如燕冷冷地瞧着这位三姑娘袁惜娘,眼神冰冷,一丝感情全无,“三姑娘,我们姑娘睡了,还请三姑娘回去吧,别吵着了我们姑娘。”
三姑娘袁惜娘吃疼,脸色都白了,眼里的忿恨便涌了上来,“你快放开我,贱婢!不然我告到老太太面前去,五妹妹也落不了好。”
如燕不由得又加重了一点儿力道,“我劝三姑娘还是回去吧,以免在老太太面前,三姑娘也跟着落不了好。”
这一说,到真让三姑娘袁惜娘怯步了,在老太太的眼里,她真不好说自己重要还是这位三叔家的五妹妹重要,反正近些日子来,老太太时时都顾着五妹妹呢,没怎么顾着她呢,好歹她才是嫡嫡亲亲的孙女。
三姑娘袁惜娘还是个能屈能伸的人,此时她洁白皓腕落在如燕手里,疼得她泪水涟涟,不得已之下她只得认了怂,“你放开我,我回去就是了,要是五妹妹醒来,就同她说我过来。”
她既然识趣走了,如燕也不是那种非揪着她不放的人,也就果断地松开手,让她带着粉青与杜鹃走了。
待得三姑娘袁惜娘一行人一走,紫藤便松了口气,思及方才三姑娘还要扬手给她一记耳光,她就有点儿庆幸了,幸好是如燕能拦得住,“如燕姐姐,方才要不是你,三姑娘那手就要落在我脸上了。
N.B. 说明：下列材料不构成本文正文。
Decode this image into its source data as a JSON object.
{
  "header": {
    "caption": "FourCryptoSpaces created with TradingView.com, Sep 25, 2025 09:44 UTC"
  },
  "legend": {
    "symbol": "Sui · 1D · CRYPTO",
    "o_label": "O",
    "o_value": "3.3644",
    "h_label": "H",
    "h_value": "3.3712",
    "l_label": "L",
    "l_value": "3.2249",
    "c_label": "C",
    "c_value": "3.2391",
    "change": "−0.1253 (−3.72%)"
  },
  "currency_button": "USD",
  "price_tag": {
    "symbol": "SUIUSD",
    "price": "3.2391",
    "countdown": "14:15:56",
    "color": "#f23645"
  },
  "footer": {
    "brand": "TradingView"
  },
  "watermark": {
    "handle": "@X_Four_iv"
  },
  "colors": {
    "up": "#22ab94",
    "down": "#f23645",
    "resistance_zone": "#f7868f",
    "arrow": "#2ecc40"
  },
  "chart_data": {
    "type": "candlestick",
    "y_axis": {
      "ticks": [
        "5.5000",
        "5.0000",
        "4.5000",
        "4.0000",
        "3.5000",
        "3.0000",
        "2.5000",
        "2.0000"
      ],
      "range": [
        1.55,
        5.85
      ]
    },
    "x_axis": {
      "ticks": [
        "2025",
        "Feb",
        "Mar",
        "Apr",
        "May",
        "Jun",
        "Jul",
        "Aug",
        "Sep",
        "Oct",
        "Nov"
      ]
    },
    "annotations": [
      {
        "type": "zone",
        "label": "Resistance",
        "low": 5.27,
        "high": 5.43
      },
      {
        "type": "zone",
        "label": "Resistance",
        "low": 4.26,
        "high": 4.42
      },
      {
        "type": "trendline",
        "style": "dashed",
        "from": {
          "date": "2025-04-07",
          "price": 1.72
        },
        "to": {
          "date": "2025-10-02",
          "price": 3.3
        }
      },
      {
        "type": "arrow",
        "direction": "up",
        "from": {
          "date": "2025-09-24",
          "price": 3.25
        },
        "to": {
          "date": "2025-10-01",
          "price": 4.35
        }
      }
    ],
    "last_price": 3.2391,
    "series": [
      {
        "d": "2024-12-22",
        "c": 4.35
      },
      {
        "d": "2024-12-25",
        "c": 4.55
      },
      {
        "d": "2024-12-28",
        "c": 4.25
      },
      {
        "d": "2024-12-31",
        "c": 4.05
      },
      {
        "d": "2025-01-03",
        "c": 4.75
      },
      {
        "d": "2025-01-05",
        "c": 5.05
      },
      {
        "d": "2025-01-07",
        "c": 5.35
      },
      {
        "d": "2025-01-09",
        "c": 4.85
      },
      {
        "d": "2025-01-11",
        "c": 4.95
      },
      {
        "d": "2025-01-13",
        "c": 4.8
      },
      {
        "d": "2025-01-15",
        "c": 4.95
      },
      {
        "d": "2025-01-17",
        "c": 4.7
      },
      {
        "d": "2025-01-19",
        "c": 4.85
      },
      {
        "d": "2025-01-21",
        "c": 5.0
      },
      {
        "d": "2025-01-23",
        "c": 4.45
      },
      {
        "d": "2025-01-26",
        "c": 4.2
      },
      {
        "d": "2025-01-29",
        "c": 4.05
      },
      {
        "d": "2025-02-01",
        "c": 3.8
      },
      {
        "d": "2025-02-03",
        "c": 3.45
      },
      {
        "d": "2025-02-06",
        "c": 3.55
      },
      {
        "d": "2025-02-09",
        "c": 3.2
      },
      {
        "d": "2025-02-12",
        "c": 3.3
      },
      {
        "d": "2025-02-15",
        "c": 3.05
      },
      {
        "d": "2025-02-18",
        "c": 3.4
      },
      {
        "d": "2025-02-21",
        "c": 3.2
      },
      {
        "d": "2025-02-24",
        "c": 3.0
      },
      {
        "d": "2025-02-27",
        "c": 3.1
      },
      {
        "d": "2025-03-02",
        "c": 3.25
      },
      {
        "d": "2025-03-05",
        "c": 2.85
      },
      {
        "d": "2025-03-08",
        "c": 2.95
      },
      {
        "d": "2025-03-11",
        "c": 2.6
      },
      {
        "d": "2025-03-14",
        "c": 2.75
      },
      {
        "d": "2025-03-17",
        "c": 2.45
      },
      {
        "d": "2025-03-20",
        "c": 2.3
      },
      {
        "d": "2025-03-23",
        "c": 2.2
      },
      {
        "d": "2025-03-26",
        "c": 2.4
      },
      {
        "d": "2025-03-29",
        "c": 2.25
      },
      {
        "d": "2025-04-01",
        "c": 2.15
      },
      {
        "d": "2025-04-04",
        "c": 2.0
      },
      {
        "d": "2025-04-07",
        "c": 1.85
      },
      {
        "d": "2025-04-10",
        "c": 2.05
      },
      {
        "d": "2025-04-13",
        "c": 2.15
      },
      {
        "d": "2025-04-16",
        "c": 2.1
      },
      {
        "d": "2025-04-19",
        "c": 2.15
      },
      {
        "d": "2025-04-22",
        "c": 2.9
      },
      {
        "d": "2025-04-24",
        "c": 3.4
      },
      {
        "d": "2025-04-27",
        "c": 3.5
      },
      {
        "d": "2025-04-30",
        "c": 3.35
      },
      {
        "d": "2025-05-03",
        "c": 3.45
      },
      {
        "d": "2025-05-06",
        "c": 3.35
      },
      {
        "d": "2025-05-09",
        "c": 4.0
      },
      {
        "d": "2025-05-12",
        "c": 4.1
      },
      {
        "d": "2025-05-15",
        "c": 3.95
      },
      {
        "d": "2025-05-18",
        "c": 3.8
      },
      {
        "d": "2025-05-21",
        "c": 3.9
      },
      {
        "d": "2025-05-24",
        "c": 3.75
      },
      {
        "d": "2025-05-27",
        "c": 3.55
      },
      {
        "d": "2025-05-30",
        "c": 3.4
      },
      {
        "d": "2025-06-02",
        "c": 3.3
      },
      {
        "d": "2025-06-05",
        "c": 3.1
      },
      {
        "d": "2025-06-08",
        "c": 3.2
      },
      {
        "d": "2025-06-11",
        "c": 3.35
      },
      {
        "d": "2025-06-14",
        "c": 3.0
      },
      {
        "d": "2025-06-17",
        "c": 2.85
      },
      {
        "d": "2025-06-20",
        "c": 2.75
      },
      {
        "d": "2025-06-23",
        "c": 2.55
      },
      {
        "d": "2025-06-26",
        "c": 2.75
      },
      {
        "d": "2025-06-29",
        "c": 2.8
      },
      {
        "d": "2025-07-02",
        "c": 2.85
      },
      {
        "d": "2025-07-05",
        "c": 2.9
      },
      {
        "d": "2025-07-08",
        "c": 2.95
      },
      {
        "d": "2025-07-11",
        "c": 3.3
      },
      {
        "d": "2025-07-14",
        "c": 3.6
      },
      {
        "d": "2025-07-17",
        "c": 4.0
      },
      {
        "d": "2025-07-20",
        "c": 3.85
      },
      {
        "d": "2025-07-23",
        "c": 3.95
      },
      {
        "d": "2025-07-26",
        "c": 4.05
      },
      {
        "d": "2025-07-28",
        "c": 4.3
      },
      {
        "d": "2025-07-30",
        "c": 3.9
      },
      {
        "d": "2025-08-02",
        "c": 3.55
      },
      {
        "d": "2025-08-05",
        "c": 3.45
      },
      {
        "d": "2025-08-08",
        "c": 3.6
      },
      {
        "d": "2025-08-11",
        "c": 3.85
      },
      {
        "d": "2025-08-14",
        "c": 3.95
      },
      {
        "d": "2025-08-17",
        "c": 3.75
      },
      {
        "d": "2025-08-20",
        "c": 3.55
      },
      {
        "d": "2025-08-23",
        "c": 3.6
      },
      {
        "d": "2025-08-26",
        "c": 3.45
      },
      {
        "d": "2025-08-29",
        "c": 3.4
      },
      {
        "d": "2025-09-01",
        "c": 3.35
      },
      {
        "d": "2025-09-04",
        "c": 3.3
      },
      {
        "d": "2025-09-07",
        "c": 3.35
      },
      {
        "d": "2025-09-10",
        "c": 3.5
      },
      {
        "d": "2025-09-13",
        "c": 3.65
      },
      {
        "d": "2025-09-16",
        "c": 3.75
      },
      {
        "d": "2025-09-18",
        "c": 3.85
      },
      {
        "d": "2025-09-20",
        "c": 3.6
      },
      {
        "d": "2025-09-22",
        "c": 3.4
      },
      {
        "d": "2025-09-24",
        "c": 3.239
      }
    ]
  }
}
”
如燕此时一改冷面冷眼,温和了起来,“总不能叫你受了打,便是我们姑娘在,也是不能叫你受了打的。”
紫藤与她一道儿回了内室,见着自家姑娘靠在床头笑看着她们,不由得一抿嘴,“姑娘,这三姑娘也不知是何事,这今日里都来了两回了,像是有什么要紧的事儿呢。”
袁澄娘神情有些懒,并不想动弹,这天气跟着冷了些,她愈发的懒了,“便有什么有紧的事儿,我都不想听,无非是与二姐姐的矛盾,我才不想理呢,一点儿都不带劲。”
紫藤听着就一乐,“今日里齐三夫人可来过来,许是来告姑娘的状呢。”
袁澄娘自那日回得梧桐巷住了一日,便回了忠勇侯府,头一件事便是朝侯夫人请罪呢,她这么个乖觉,向来疼宠她的侯夫人可怎么舍得罚她,还不是轻轻地放过。她早就看穿了如今这侯夫人对她的态度都好着呢,自是不吝啬自己作死个几分,反正侯夫人不会罚她,如今儿,她可都是摸着侯夫人的底线行事呢。
她闻言,懒懒的打个呵欠,眼皮子都重了些,正是贪睡的年纪,“她爱说就说,我都不在意。如燕姐姐,那永宁伯府的季元娘可如何?”
事关她爹袁三爷的续娶,她一时也不知京中是否有合适的人选,只是更好的人选也得侯夫人点头应了才能成事,她爹是庶子,又有一子一女,如今又有没有功名在身,还是续弦,自然比先头成婚时要难些,她到是想找些别人家女子看看,可她一个小孩子,又如何有门路,只得找矮个子里面找高个儿。
这事儿,她也不能叫顾妈妈去办,只得将事交待给如燕。
如燕跟在她身边已经有三年,大抵是习惯了这种后宅日子,当下便回道:“回姑娘的话,瞧了几日,也没觉得着出来那季姑娘有何不妥,只是如今都已经十八岁,还未订亲呢。”
袁澄娘自是为这事发愁,寻常姑娘家十五岁都是成亲的了,哪里还能留得到十八岁还未嫁人,甚至都未订亲?她略沉吟了一下,朝如燕问道:“这中间可有什么蹊跷的事?”